Outpatient 'devil's advocate'

Although the USP report focused on inpatient errors, community internists can—and should—consider outpatients going for imaging studies or procedures to be at risk for medication errors as well, Dr. Jenkins cautioned. He supports carrying over the practice of allergy "ID-banding"—used in some hospitals for inpatient care—into areas where outpatients may show up for diagnostic testing. The patient bracelets can be used to display information and alert personnel to allergies or other issues.

"If you give patients conscious sedation before a procedure, they may not be able to tell you who they are or that they have an allergy to the medication you're about to give them," he said. "There's still a risk, and there's no reason why we can't have a banding system for outpatients, too." Recognizing that internists might object to that level of documentation if the test is basic or if contrast agents won't be used, Dr. Jenkins pointed to the importance of having key information available to anyone treating the patient.

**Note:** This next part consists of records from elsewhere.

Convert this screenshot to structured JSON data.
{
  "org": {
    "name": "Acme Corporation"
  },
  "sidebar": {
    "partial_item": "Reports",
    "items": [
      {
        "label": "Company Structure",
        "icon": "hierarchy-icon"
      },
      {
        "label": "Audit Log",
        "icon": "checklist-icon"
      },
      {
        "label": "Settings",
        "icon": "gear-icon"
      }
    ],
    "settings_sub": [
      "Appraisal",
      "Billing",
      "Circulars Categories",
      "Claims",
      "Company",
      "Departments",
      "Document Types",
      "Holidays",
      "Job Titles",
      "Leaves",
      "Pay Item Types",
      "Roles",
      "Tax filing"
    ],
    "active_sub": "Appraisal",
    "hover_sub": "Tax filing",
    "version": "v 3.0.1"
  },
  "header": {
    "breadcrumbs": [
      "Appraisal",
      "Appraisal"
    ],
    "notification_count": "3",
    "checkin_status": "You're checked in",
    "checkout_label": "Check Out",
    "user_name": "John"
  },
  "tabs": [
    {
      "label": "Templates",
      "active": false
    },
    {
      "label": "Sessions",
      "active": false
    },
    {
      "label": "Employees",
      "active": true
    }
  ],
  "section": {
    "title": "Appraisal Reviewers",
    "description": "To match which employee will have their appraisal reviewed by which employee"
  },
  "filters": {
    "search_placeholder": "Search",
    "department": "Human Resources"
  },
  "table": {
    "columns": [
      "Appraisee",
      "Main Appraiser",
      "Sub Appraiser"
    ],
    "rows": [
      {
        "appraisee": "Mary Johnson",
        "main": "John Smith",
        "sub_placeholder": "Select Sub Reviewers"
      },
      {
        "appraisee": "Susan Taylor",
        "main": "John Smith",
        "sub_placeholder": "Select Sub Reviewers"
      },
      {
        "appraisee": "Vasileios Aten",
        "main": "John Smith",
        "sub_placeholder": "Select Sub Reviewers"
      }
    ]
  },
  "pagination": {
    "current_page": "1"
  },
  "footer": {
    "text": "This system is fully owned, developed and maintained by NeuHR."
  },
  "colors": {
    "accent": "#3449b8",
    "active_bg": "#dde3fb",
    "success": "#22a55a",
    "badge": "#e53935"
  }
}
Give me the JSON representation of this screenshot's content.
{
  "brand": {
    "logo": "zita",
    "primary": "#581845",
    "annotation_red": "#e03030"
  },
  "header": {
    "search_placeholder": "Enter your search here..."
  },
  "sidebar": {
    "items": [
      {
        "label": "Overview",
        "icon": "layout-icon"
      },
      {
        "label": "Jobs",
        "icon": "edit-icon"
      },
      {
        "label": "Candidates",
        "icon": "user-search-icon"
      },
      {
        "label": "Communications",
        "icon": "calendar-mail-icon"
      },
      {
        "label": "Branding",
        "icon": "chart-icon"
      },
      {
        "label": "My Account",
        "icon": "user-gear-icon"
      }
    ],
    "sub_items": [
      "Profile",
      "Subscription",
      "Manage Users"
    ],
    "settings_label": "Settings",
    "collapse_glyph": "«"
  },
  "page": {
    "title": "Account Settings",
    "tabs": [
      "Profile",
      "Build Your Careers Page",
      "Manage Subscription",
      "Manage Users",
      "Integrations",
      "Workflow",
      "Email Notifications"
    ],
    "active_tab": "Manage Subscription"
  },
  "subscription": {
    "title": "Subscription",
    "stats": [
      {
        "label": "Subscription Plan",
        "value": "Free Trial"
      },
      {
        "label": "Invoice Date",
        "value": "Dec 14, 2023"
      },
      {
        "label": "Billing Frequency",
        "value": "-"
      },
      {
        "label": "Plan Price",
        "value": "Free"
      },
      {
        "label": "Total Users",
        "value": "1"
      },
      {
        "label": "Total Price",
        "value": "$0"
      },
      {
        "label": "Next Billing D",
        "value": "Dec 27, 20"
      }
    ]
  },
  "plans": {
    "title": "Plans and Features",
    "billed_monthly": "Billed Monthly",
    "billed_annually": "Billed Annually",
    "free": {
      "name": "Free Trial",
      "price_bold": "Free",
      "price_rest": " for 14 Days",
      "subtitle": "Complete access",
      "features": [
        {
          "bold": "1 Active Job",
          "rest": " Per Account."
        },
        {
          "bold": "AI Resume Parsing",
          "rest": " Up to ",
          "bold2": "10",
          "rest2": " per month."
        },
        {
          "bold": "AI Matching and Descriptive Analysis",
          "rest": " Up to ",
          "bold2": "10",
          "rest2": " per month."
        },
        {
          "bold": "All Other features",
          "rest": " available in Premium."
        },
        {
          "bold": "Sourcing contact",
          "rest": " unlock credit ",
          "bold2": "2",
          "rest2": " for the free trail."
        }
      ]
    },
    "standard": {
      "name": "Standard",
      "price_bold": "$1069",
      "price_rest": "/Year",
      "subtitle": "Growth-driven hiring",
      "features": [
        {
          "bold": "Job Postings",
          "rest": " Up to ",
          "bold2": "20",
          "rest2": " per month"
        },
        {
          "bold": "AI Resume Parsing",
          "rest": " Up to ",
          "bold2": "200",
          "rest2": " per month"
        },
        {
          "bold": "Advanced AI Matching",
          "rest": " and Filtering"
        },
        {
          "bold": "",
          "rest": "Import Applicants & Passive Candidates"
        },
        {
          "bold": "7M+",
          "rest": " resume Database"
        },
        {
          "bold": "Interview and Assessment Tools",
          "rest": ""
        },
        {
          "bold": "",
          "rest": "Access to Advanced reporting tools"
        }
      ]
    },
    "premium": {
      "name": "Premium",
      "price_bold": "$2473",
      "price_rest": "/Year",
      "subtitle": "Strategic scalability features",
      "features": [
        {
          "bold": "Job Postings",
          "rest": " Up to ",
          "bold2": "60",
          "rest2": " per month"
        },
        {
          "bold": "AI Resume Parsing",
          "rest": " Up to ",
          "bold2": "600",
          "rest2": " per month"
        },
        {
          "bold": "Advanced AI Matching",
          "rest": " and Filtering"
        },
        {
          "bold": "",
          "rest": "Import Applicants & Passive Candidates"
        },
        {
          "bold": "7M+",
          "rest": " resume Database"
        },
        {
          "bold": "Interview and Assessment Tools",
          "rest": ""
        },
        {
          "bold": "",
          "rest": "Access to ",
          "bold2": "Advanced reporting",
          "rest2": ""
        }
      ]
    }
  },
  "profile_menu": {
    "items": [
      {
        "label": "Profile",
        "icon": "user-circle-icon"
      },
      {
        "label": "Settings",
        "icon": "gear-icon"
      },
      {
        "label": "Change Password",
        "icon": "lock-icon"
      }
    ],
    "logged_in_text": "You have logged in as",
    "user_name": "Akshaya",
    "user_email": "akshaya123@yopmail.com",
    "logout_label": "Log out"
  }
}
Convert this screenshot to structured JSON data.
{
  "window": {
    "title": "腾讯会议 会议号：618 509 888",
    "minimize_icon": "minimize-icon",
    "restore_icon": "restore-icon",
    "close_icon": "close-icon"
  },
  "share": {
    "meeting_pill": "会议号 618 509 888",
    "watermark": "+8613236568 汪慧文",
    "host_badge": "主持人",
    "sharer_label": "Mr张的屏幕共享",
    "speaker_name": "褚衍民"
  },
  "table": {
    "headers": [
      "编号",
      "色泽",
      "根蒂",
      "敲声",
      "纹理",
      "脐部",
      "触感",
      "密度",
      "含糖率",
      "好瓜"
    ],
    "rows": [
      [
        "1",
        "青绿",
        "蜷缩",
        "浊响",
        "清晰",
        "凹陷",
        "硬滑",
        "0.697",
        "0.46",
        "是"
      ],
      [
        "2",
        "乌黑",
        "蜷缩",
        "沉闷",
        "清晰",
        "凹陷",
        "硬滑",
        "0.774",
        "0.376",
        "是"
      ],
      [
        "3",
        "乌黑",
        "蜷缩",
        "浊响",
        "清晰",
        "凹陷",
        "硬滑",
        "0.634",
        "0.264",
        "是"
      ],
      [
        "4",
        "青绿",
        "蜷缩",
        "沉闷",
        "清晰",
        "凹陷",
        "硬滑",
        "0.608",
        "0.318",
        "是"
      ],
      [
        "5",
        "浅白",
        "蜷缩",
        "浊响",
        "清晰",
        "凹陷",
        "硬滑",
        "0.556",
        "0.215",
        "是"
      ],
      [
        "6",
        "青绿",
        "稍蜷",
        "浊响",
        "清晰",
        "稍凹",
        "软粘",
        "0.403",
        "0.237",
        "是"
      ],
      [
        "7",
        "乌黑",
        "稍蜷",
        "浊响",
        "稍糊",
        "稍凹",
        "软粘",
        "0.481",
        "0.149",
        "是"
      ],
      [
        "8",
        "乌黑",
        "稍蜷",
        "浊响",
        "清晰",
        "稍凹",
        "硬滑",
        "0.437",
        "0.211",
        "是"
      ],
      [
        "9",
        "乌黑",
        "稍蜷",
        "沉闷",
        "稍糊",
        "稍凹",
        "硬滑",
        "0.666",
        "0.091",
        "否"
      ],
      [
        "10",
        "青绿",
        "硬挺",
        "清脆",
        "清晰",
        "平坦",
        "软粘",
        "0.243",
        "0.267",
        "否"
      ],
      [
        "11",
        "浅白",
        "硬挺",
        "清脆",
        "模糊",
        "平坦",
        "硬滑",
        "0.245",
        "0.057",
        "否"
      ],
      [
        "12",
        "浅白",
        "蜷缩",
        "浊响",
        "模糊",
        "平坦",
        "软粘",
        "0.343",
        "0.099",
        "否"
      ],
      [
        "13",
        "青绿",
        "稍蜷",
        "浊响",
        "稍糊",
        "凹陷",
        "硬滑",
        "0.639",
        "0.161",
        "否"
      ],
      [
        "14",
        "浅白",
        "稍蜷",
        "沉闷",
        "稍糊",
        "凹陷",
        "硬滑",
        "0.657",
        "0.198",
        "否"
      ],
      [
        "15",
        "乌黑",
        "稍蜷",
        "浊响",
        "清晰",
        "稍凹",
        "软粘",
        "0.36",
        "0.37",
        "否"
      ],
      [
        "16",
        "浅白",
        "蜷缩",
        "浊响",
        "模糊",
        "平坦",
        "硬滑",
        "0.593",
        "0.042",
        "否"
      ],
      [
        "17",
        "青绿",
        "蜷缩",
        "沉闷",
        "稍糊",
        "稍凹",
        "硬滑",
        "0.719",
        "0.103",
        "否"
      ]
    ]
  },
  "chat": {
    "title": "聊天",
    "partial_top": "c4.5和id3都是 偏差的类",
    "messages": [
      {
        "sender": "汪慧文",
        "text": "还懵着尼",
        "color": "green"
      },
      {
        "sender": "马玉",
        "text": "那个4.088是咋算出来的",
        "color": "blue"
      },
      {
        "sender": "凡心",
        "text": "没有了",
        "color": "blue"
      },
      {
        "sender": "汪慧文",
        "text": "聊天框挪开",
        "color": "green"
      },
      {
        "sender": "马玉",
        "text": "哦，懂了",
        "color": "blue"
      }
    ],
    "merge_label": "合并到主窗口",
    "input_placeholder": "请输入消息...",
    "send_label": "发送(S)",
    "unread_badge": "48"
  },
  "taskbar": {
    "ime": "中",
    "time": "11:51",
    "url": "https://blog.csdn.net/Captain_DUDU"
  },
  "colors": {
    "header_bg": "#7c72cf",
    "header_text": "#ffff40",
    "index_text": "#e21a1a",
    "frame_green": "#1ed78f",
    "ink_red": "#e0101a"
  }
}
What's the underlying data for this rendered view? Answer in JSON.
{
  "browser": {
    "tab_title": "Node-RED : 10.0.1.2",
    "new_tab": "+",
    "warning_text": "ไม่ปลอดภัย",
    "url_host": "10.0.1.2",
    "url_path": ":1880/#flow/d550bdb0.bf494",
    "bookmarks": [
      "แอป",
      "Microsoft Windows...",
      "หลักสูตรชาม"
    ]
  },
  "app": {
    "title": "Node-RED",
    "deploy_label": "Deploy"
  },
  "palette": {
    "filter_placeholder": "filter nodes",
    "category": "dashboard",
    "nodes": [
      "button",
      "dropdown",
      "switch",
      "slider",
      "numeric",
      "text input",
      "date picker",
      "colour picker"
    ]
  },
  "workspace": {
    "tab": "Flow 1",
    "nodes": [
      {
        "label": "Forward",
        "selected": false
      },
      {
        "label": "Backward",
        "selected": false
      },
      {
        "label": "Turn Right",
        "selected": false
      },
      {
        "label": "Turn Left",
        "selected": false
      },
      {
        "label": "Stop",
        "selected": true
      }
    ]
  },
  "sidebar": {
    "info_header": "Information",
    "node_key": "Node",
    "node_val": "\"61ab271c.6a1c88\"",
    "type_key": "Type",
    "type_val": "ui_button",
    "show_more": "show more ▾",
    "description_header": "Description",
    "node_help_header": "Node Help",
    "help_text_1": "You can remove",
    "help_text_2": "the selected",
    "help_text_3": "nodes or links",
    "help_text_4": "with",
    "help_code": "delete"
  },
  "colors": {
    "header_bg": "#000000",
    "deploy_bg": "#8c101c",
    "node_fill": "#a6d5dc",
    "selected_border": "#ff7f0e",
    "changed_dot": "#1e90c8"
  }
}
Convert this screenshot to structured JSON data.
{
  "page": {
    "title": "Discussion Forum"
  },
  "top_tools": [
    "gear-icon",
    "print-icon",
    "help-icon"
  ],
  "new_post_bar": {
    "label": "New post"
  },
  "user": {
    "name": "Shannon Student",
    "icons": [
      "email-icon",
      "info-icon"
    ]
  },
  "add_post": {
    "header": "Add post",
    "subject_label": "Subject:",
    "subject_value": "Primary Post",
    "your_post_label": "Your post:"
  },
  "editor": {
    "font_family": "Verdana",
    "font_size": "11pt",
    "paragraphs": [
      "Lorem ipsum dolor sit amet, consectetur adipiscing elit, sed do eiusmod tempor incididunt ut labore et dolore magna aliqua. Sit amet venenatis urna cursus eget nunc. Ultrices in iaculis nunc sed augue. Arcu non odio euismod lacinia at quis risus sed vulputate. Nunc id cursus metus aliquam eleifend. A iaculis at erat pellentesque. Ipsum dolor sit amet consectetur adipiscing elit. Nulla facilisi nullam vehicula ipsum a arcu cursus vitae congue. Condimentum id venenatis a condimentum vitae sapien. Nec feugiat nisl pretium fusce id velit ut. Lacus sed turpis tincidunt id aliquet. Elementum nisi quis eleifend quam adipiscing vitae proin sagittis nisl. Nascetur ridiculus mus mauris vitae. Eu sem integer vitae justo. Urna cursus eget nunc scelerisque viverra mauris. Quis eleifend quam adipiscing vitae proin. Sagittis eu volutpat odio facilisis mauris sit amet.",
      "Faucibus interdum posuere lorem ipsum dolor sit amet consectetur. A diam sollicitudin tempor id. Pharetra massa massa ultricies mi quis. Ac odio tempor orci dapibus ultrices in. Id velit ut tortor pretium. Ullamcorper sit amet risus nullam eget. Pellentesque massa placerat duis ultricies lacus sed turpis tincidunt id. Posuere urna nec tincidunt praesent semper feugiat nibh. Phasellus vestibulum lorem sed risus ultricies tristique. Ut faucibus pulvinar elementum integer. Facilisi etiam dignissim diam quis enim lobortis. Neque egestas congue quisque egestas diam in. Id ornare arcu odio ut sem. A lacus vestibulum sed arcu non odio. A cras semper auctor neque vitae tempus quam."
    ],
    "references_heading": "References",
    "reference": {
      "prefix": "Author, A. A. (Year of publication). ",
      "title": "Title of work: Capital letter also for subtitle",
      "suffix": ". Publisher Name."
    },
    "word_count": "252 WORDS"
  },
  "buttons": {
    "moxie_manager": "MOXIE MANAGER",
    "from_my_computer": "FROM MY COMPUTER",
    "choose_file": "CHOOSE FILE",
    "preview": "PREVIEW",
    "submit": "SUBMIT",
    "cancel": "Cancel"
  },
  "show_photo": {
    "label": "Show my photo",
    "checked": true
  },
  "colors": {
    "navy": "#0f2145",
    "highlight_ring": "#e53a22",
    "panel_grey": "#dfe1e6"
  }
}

"One can always take the devil's advocate position that something could happen—such as a fall—while the patient is in X-ray," he said. At that point, details on allergies, medications or medical history could become critical.

"Of course, 99% of the time everything is going to be just fine, even with an invasive procedure," Dr. Jenkins said. "But when it isn't, you don't want everyone suddenly scrambling for information."

Bonnie Darves is a freelance writer in Lake Oswego, Ore.

The information included herein should never be used as a substitute for clinical judgment and does not represent an official position of ACP.